Я довольно рано поняла, что лучше дождаться, пока мать сама не начнет разговор, что лучше звонить, только если у меня есть конкретное дело к ней. Как-то раз Аксель сказал, что, если я вообще не буду ей звонить, мать в конце концов позвонит сама. Но, как и с работой по хозяйству, я не могла продержаться в ожидании достаточно долго. Что касается хозяйства, Аксель вечно говорил, что я не даю ему ничего делать. Но сколько же нужно ждать? Однажды мы спали в одной и той же постели два месяца, после чего я не вытерпела и поменяла ее, на что Аксель сказал: «Ты ведь просто могла попросить меня». Я могла бы ответить ему: «А ты вполне мог догадаться и сам». Но на это совершенно точно ответил бы: «Я не умею читать мысли». Именно так он отвечал своей матери, когда та обижалась на него из-за того, что он не догадался сам позвонить на День матери.

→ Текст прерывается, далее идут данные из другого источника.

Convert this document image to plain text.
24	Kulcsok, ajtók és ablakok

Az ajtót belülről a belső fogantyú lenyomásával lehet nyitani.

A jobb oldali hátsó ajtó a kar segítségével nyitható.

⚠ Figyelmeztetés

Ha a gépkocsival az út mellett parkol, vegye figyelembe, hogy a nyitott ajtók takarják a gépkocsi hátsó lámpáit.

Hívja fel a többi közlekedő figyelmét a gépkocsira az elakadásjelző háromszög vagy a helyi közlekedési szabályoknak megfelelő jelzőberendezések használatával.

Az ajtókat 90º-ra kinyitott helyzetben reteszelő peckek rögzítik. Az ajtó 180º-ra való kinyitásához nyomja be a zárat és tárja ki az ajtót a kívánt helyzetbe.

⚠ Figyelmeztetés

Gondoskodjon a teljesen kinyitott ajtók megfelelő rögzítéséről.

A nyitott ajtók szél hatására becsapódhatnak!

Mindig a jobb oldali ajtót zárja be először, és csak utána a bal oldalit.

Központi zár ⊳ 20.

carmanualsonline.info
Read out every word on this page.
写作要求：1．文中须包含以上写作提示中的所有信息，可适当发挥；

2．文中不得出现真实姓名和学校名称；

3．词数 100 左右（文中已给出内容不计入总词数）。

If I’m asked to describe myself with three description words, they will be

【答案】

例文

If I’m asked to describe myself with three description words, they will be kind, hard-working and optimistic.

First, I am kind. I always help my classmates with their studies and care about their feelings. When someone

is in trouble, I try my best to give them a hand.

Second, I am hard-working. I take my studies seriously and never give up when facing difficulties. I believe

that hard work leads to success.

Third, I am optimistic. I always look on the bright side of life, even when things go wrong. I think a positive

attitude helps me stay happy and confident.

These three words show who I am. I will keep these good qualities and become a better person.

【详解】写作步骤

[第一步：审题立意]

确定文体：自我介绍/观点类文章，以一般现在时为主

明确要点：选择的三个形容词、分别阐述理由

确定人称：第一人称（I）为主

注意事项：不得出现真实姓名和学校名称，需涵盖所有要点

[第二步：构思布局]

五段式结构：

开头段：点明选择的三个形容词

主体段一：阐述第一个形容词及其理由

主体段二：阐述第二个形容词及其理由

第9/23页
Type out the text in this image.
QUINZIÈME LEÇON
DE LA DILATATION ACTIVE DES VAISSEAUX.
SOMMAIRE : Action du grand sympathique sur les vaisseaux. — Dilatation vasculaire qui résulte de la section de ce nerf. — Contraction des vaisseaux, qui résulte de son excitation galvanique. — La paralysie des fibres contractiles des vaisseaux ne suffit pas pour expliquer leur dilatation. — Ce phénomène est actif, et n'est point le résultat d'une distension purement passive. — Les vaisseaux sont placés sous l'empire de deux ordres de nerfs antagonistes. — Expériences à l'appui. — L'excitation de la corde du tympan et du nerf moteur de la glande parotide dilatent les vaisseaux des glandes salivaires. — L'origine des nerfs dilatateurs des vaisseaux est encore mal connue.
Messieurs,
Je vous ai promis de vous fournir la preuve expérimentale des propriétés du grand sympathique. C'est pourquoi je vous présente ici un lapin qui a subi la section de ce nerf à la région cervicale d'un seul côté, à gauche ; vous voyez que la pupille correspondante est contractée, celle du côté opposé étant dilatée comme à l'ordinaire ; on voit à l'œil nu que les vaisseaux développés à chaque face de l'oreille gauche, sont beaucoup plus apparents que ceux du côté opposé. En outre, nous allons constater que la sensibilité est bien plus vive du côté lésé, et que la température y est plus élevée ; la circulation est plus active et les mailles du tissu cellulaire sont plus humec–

То же самое происходило всякий раз, когда я пыталась таким способом заставить мать позвонить мне. Она никогда этого не делала, и я всегда звонила первой. Однажды мы не разговаривали целых полгода, и в конце концов я взяла и позвонила ей; она же вела себя так, словно последний раз мы общались пару дней назад.
Когда мне пришло уведомление о зачислении на медицинский факультет, я позвонила матери, хотя могла бы сообразить, что этого не стоит делать. Мне следовало бы подождать, пока она сама не спросит, какие у меня планы на осень. Может быть, она бы и не стала спрашивать ни о чем по телефону, и тогда бы мне пришлось подождать, когда она вернется в Норвегию и увидит невзначай учебники в моей комнате. И все же я ей позвонила. Я стояла в коридоре нашей квартиры на Оскарс-гате, держа в руках письмо из университета, и звонила ей в далекую Африку.
– Привет, мама! Я поступила на медицину!
– Да.
– Я поступила на медицину!
– Я слышу, что ты сказала.
– Но разве это не здорово? Разве ты не рада?